Insurers say they need a strong statement of intent to help them decide whether to participate in the individual ACA market exchanges next year.
While the Department of Health and Human Services recently said it hasn’t changed the precedent which would see the government agency continue to pay for the Affordable Care Act’s cost-sharing reduction payments to health insurers while a lawsuit about the subsidies continues, insurers are still unsettled.
“You can’t run a multimillion dollar health plan on a nice statement,” says Ceci Connolly, the president and CEO of The Alliance of Community Health Plans.
Current legislations requires many insurers to file their 2018 premium rate requests by June 21, but insurers are focused on two main dates: the first, April 28, marks the date government funding is set to expire, and the second, May 22 when the House of Representatives and the Trump administration are set to update the status of a U.S. Court of Appeals lawsuit over such payments.
House Speaker Paul Ryan says that lawsuit will remain on the books as Republicans seek to clarify the wider issue of whether or not the White House has the power to make subsidy payments without specific appropriations from Congress. Some House Republicans are saying they have a plan on the table which would guarantee those appropriations to allow insurers to continue receiving the subsidy payments.
“While the lawsuit is being litigated, then the administration funds these benefits. That’s how they’ve been doing it and I don’t see any change in that,” Ryan said last month.
House Republicans filed the suit during the previous administration over “cost-sharing reductions,” or CSRs, aimed at reimbursing insurers for providing discounted deductibles to low-income ACA enrollees.

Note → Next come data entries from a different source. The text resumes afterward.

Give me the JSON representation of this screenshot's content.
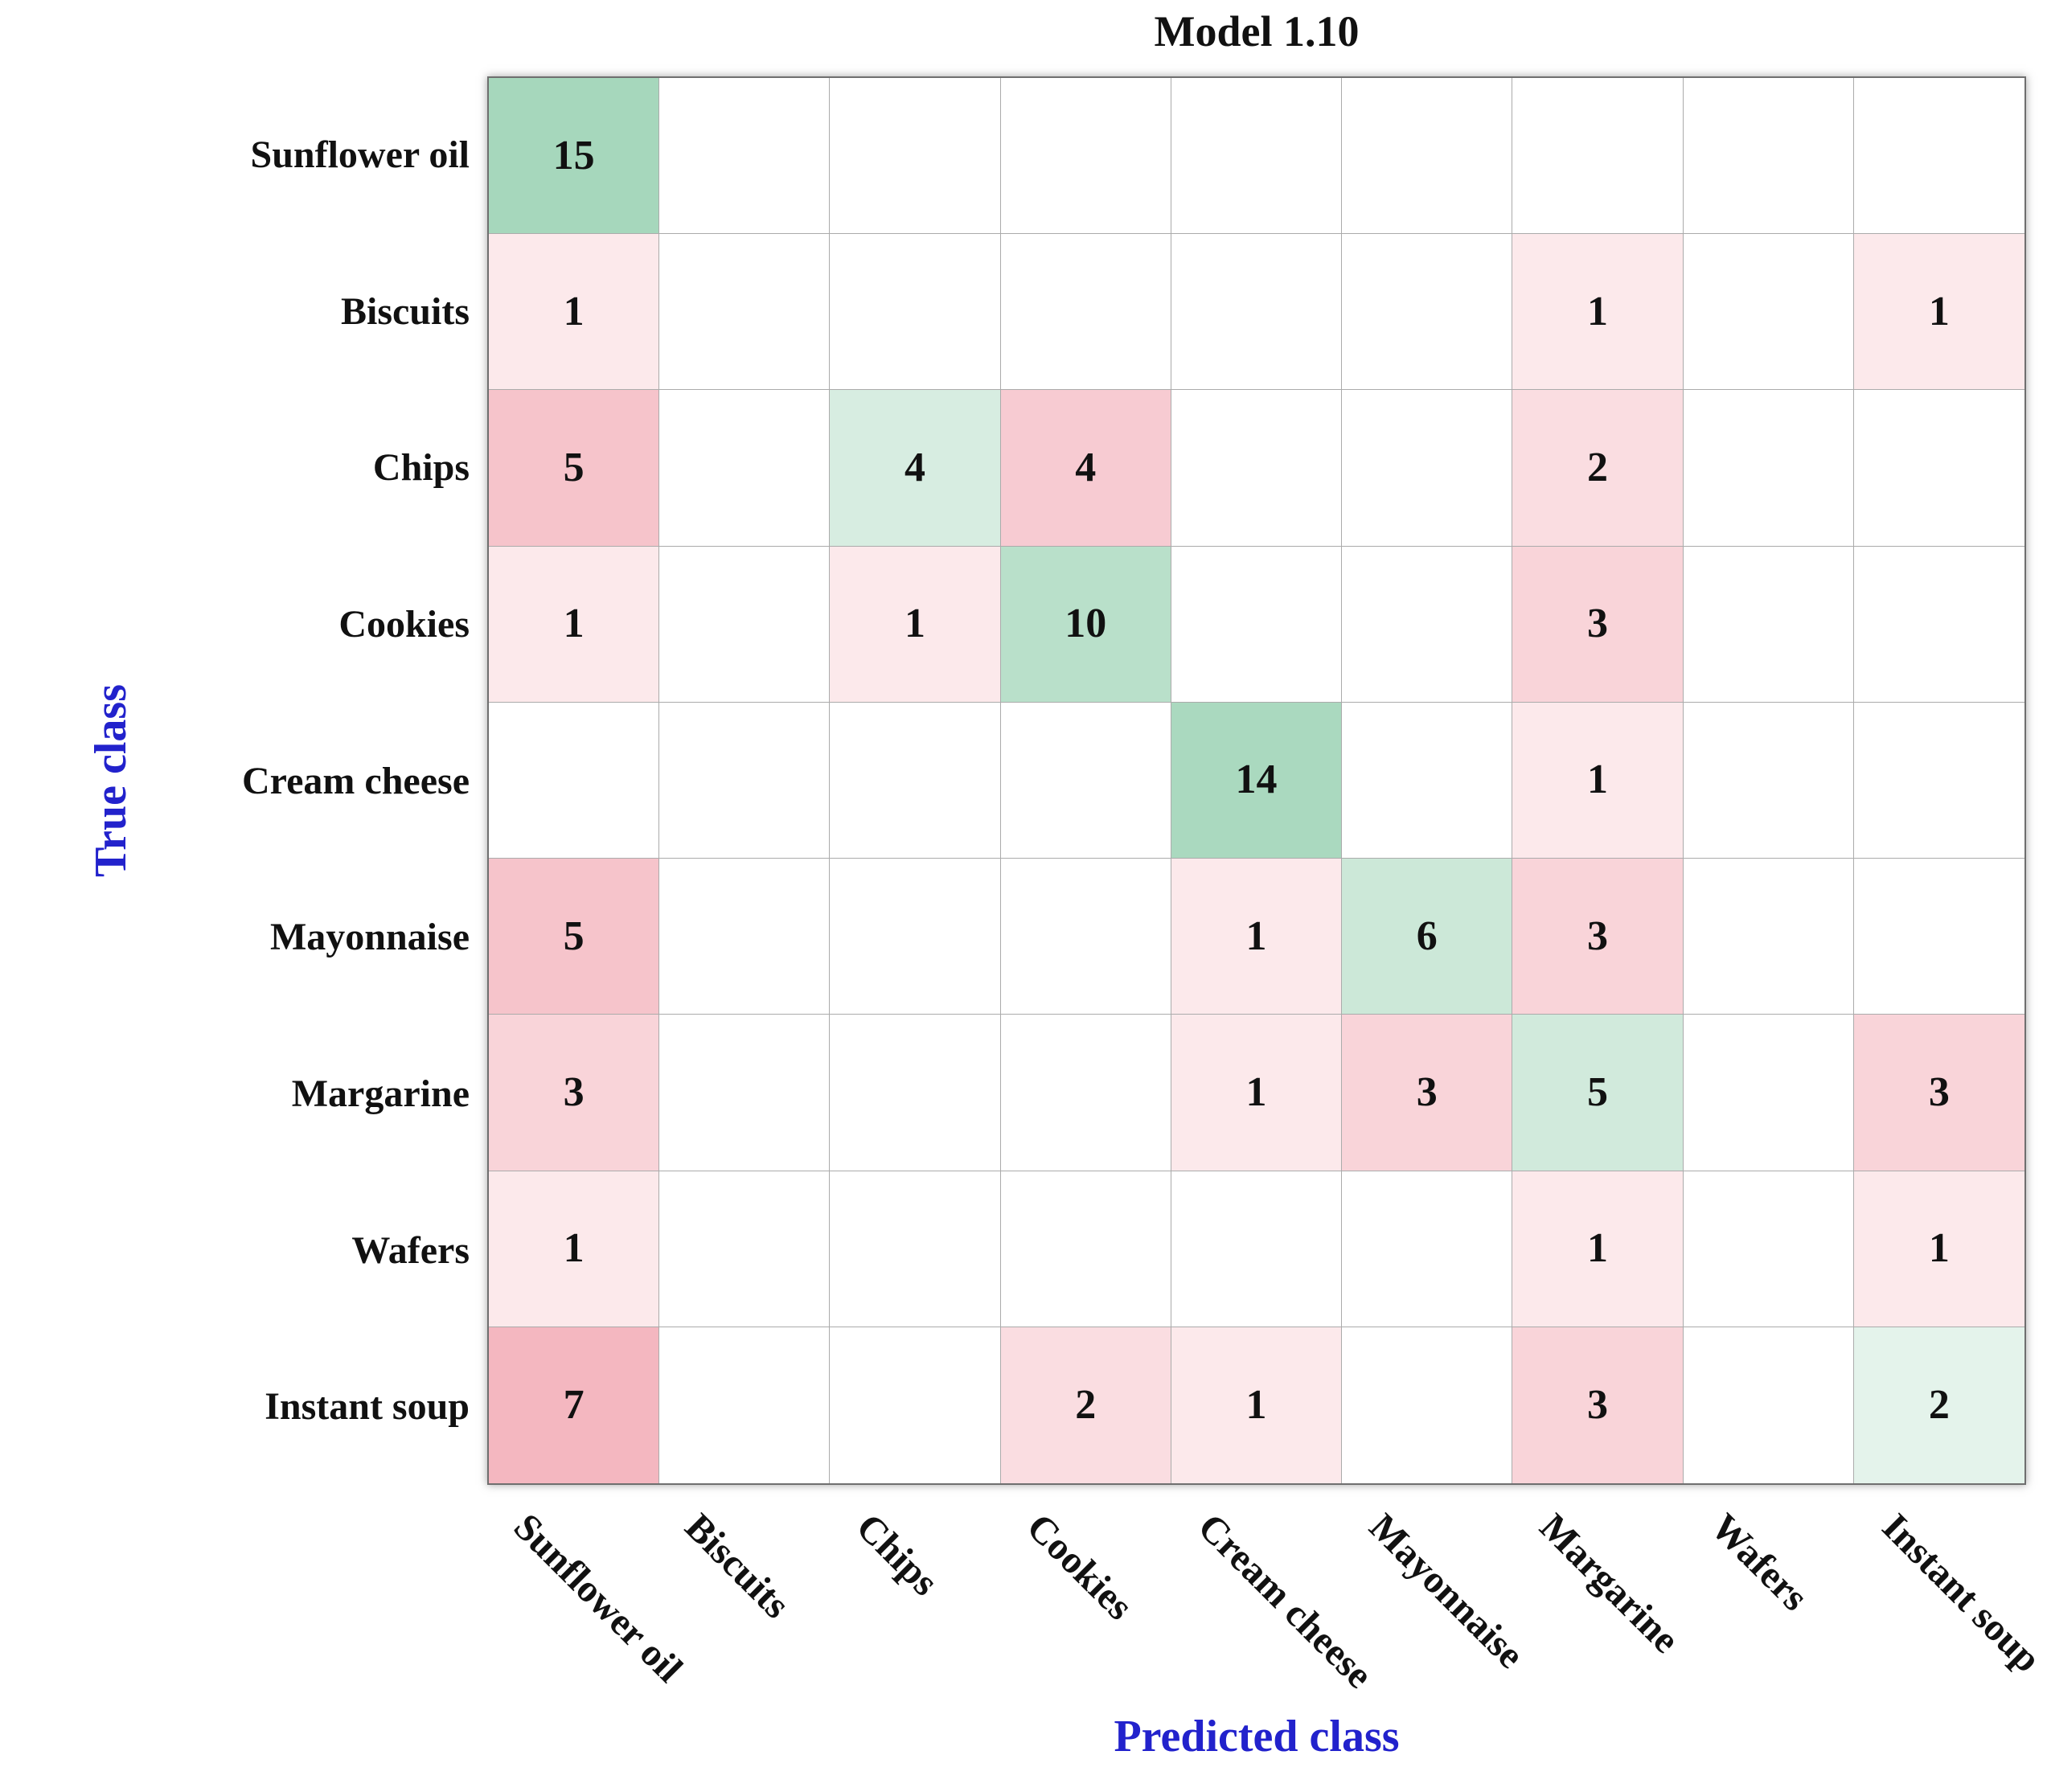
{
  "title": "Model 1.10",
  "axes": {
    "x_label": "Predicted class",
    "y_label": "True class",
    "label_color": "#2222cc"
  },
  "chart_data": {
    "type": "heatmap",
    "subtype": "confusion-matrix",
    "title": "Model 1.10",
    "xlabel": "Predicted class",
    "ylabel": "True class",
    "categories": [
      "Sunflower oil",
      "Biscuits",
      "Chips",
      "Cookies",
      "Cream cheese",
      "Mayonnaise",
      "Margarine",
      "Wafers",
      "Instant soup"
    ],
    "rows_are": "true-class",
    "columns_are": "predicted-class",
    "matrix": [
      [
        15,
        0,
        0,
        0,
        0,
        0,
        0,
        0,
        0
      ],
      [
        1,
        0,
        0,
        0,
        0,
        0,
        1,
        0,
        1
      ],
      [
        5,
        0,
        4,
        4,
        0,
        0,
        2,
        0,
        0
      ],
      [
        1,
        0,
        1,
        10,
        0,
        0,
        3,
        0,
        0
      ],
      [
        0,
        0,
        0,
        0,
        14,
        0,
        1,
        0,
        0
      ],
      [
        5,
        0,
        0,
        0,
        1,
        6,
        3,
        0,
        0
      ],
      [
        3,
        0,
        0,
        0,
        1,
        3,
        5,
        0,
        3
      ],
      [
        1,
        0,
        0,
        0,
        0,
        0,
        1,
        0,
        1
      ],
      [
        7,
        0,
        0,
        2,
        1,
        0,
        3,
        0,
        2
      ]
    ],
    "scale_max": 15,
    "diagonal_color": "#a6d7bc",
    "offdiagonal_color": "#ee8d9b",
    "empty_color": "#ffffff",
    "grid": true,
    "legend_position": "none"
  }
}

Insurers are worried the payments could be discontinued, which could throw the market into chaos and cause insurers to pull out of the marketplaces.
Ryan indicated that the administration will continue funding the payments while the lawsuit runs its course.
Kristine Grow, the senior vice president of communications for America’s Health Insurance Plans, says the lack of information will hurt insurers ability to serve consumers.
“Plans need more certainty. As plans make decisions for 2018, they do so with a view of wanting to serve consumers in the market for the full year. That’s why it’s so important to know what will happen with CSRs long term,” Grow says.
According to a Kaiser Family Foundation analysis, the average premium for a silver plan sold on the ACA marketplace would require a 19 percent increase in for insurers to make up for the lost funding if the federal government fails to provide the subsidy payments.
“It’s been clear to us for a while, based on public and private conversations, that the administration and leaders in Congress understand how important the cost-sharing reductions are,” Connolly says. “That’s very positive. But we continue to look for certainty because businesses need to make rational decisions about products and pricing.”